Crítica | Monster (2023), Hirokazu Koreeda

Por: Arthur Matsubara

Hirokazu Koreeda tem marcado presença com seus filmes no Festival de Cannes nos últimos anos. Assunto de Família (2018) ganhou a Palma de Ouro, Broker (2022) levou o prêmio de melhor ator e, mais recentemente, Monster (2023) conquistou o prêmio de melhor roteiro. Mesmo que o roteiro não seja de sua autoria, a direção de Hirokazu Koreeda extraiu o máximo de todos os personagens, utilizando-se de três perspectivas diferentes. As histórias não se contradizem, apenas revelam outros acontecimentos que o espectador que o personagem dos pontos de vistas anteriores não tinham acesso, mudando lentamente a perspectiva do espectador sobre cada personagem e, principalmente, a pergunta que guia boa parte do filme: “Quem é o monstro?”

O incêndio, que marca o primeiro acontecimento na linha do tempo dos pontos de vista, dialoga diretamente com a tempestade que termina a história e com a trajetória dos personagens. Toda a raiva que surge dentro de cada personagem, sua revolta com essa injustiça que eles não entendem completamente e a busca pelo tal monstro movem os personagens para que todos cheguem nos trilhos durante a tempestade juntos, em que todos, à sua maneira, entendem o porquê de sua jornada e como suas ações afetaram os outros. O questionamento de “Quem é o monstro?” guia o raciocínio do espectador até o final do segundo ato, mesmo não sendo o ponto central do filme, nem o que encadeia os acontecimentos dos personagens. Mesmo assim, de maneira muito inteligente, o roteiro consegue mover o público, por meio da pergunta, a sempre se questionar o porquê dos personagens agirem de tal forma, até que, com a revelação, de forma análoga à jornada dos personagens, a tempestade tome conta da visão do espectador dos personagens.

Nesse sentido, mesmo que essa questão não seja o fio condutor dos personagens, ainda sim cada um tem sua visão de quem é o monstro. A mãe acredita que seja o professor, mesmo que em certos momentos ela se questione; o professor pensa ser o filho; já o filho também acredita que ele mesmo é o monstro, por motivos diferentes, refletindo a visão não só da sociedade japonesa, mas sim universal em relação às questões LGBTQIA+. Essa auto reflexão que os personagens fazem durante o filme mostra uma delicadeza gigantesca do roteiro, não só com a verossimilhança, mas com assuntos difíceis de serem tratados, abordando-os sempre de forma respeitosa, entendendo cada dor de cada personagem, mantendo também a inocência dos personagens infantis, de forma muito semelhante ao tratamento que o Studio Ghibli dá aos seus personagens. Cada personagem possui uma dor específica: a diretora tem a morte da neta; o professor tem o boato da acompanhante; Minato e sua mãe têm a perda do pai; o que faz com que todos lidem de forma diferente com a situação de Minato e, aos poucos, todas as suas ações sejam respondidas por suas convicções, que o filme decidiu omitir até certo ponto para manter o ar de suspense.

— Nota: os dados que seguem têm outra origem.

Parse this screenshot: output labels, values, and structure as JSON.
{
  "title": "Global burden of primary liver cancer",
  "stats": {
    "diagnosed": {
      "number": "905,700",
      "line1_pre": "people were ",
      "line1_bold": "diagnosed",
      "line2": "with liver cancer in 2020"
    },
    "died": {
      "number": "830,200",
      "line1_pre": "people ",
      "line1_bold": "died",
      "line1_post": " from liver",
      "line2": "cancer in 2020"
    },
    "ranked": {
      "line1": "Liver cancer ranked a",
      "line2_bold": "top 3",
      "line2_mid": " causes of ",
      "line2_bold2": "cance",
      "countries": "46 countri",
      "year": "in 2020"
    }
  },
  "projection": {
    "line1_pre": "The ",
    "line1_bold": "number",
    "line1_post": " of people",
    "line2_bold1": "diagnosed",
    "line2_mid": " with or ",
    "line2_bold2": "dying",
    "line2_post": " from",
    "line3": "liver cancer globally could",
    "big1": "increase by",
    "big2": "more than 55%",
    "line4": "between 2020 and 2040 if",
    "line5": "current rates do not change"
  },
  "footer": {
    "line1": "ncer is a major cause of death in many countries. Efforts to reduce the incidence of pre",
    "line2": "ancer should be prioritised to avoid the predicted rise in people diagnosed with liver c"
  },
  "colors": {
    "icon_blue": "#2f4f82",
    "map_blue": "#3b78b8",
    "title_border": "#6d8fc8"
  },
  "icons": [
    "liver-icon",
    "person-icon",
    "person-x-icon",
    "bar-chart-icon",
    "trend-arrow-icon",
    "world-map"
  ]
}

A fotografia e a direção de arte utilizam muito da cor laranja e azul e, dependendo do ponto de vista, a mesma cena pode ter elementos e iluminações diferentes, correspondendo à memória e sentimentos que tal personagem tem do acontecimento, que para um pode ter sido algo comum, para o outro pode ter sido devastador. Sob esse contexto, tudo isso ressalta a inocência dos personagens infantis e a preocupação dos adultos, onde mesmo em momentos ruins para Minato, as luzes amareladas ainda mostram que a visão dele não é cheia de rancor e mágoa, mesmo que nessa mesma cena, para o professor, tenha uma iluminação mais fria e seca.

Hirokazu Koreeda é um mestre em retratar a alma humana, com delicadeza e uma inteligência emocional gigantesca. Hirokazu Koreeda possui total noção da emoção, vontade e natureza de seus personagens e, mesmo retratando algo tão simples como a felicidade, o diretor consegue mostrá-la pelas coisas simples da vida, fazendo-a valer a pena. Por meio de três perspectivas diferentes, o filme mostra que assumir o pior de uma pessoa que encontramos pode ter resultados devastadores. Assim, o final, mesmo que aberto, ainda não deixa o espectador questionar o destino das duas crianças; a reencarnação não existe para os dois, e nem para os adultos, pois existem coisas que não conseguimos mudar em nós mesmos, mas sim aceitar que esse monstro que cada um tem dentro de si só não seja algo ruim.